His arm moved around me and he came closer to me since I couldn't move that much. He was being protective again, but I liked it. I've never had someone else who wasn't my parents do that for me. I liked the attention.

I moved my arm around him, too, and got comfortable in bed. It was hot with the blankets and his body heat. I didn't mind right now.

It was late and we should be sleeping. There would be no school tomorrow so we could sleep in.

When I woke up, it was bright in my room. I could see out of the window, everything covered in bright white. I was completely under the blanket, not as warm as I was last night. I moved up slowly to find Ty sitting in bed next to me, reading.

He had one of my books in his hands.

One of them I forgot to return to the library.

"That's what you're doing this morning?" I asked him.

He didn't close the book. "I just found out that hunters with silver bullets want to kill us. I'll read anything right now." He said.

"What did you find out?"

"The full moon is a thing." He said.

"That's interesting." I ran my hand through my hair before getting out of bed. "You're going to go all berserk when the full moon is out?"

"No." He said.

I expected him to explain but he didn't.

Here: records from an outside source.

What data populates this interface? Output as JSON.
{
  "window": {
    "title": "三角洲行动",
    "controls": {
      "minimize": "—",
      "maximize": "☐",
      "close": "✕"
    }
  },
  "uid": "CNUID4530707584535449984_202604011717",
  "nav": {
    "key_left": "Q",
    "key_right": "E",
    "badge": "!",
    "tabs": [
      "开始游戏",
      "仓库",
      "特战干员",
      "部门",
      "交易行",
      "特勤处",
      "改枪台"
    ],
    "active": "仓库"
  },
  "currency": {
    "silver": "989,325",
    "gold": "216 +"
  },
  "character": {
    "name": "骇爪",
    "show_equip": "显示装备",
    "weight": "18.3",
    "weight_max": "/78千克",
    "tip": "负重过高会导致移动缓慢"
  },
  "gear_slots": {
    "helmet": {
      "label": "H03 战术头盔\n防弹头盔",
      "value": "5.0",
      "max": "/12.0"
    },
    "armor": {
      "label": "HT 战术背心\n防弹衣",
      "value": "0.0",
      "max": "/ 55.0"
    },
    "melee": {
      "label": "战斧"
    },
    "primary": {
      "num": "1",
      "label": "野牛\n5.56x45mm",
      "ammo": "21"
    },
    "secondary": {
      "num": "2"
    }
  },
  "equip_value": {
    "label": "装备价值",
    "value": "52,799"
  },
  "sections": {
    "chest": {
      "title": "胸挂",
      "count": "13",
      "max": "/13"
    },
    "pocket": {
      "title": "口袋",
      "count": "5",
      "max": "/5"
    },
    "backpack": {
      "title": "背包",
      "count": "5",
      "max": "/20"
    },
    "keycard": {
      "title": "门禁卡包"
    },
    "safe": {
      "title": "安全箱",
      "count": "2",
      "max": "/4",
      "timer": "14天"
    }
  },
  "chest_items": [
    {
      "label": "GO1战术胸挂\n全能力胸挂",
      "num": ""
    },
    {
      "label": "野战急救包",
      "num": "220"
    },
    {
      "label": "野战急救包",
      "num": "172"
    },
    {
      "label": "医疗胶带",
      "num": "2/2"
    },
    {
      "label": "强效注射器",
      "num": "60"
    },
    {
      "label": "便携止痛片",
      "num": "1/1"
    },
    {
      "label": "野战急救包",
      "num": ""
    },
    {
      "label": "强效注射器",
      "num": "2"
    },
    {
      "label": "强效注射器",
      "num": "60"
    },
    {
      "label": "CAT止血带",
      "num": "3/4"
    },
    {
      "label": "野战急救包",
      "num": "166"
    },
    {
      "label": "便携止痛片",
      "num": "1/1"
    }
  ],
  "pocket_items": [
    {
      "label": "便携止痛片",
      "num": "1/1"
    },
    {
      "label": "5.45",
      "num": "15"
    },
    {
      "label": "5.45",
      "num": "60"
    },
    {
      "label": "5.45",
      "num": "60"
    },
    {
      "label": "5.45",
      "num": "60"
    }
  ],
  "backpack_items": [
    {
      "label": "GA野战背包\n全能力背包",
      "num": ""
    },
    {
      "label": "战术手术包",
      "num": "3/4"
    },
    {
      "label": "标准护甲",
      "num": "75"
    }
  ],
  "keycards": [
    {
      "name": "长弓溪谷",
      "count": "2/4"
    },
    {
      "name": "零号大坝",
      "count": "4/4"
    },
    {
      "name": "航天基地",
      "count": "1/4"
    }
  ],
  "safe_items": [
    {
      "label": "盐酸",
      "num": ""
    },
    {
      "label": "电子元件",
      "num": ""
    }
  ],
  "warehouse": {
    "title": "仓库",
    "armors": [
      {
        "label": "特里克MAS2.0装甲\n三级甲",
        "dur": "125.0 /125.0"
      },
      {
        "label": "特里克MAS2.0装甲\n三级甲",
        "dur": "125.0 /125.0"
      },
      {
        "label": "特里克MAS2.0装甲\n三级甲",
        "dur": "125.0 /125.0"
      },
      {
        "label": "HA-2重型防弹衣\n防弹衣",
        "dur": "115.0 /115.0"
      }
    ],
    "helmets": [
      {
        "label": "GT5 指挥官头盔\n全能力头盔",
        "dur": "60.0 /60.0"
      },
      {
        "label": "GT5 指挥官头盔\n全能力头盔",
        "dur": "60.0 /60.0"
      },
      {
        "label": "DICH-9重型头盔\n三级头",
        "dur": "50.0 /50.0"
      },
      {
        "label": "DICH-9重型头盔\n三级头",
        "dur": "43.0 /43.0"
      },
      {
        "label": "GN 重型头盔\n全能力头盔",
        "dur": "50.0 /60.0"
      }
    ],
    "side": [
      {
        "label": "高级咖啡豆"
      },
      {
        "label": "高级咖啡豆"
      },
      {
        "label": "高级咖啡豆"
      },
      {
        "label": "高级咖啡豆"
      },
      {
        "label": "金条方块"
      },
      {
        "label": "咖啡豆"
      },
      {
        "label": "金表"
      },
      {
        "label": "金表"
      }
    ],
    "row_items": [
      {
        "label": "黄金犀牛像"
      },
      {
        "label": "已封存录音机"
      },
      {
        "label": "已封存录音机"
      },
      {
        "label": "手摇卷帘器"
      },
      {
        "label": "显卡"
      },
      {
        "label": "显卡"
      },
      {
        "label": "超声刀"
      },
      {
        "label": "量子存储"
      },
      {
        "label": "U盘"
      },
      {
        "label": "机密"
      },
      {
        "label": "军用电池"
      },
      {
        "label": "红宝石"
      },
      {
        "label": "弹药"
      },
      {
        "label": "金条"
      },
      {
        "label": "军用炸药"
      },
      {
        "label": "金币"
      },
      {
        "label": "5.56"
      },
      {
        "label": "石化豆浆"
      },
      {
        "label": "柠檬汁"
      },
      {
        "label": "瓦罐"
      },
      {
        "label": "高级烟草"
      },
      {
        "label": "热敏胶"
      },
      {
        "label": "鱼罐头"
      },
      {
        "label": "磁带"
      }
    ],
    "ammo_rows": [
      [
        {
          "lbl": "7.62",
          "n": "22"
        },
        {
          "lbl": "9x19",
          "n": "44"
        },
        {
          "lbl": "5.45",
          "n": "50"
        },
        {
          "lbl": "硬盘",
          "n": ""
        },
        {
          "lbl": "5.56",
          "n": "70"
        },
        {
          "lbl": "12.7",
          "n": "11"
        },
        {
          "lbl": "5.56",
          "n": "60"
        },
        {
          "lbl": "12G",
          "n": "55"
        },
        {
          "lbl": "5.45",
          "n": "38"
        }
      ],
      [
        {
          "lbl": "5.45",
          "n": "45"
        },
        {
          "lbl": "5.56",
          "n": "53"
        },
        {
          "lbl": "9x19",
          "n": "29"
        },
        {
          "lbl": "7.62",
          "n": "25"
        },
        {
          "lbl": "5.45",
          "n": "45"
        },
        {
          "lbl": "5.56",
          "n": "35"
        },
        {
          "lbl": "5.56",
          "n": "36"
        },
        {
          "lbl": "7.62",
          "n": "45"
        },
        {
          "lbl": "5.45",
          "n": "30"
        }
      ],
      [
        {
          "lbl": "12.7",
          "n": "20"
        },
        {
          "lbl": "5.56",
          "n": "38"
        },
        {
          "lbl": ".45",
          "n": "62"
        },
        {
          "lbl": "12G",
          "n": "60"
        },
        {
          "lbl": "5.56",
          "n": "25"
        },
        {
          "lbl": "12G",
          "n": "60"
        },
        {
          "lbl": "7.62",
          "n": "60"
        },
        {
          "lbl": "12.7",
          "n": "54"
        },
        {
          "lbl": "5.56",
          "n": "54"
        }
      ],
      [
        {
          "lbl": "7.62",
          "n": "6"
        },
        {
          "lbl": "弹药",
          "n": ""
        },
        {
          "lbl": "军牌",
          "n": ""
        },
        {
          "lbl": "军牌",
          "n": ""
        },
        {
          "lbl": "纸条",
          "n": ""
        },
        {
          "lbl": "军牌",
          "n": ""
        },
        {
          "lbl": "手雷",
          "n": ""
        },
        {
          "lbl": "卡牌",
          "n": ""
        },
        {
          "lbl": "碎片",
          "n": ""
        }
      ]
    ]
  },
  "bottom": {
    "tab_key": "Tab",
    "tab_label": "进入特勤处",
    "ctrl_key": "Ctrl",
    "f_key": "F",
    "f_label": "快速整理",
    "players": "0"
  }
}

I turned back to look at him but he continued to read like I wasn't there. He does that sometimes. I sighed loudly to get his attention but I didn't.

Instead I decided to change the dressing on my bandages on my stomach.

"The colder it gets the more likely we are to turn." He said.

"You get fevers when it's going to get colder." I remembered the other blizzard where he was completely out. He was sweating while laying in bed.

He didn't look that much better today, but it wasn't like yesterday where he seemed like he would pass out every second.

"After spring, we won't change as much."

"What happens in the spring?" I asked. He didn't answer my question for a moment. At first I thought he was just reading, but it didn't take me long to realize what happens in the spring. "What's in the spring, Ty?" I asked him again.

He didn't want to answer. "Mating season." That's a touchy subject for him. "Gabriel, don't."

"I just want to let you know that I haven't done anything before, so if something does happen, we can learn through it." I didn't want him to feel scared. Honestly, I would be scared if he was.

"I already have...." He didn't continue. He stopped his sentence and closed the book, getting into bed and covering himself with the blanket.

Is he that tired?

There was something on his mind but he didn't continue.

I just put new bandages on before I began to clean my room. Today should be a quiet day. I wasn't expecting anything crazy to happen if Ty was only going to stay in bed all day.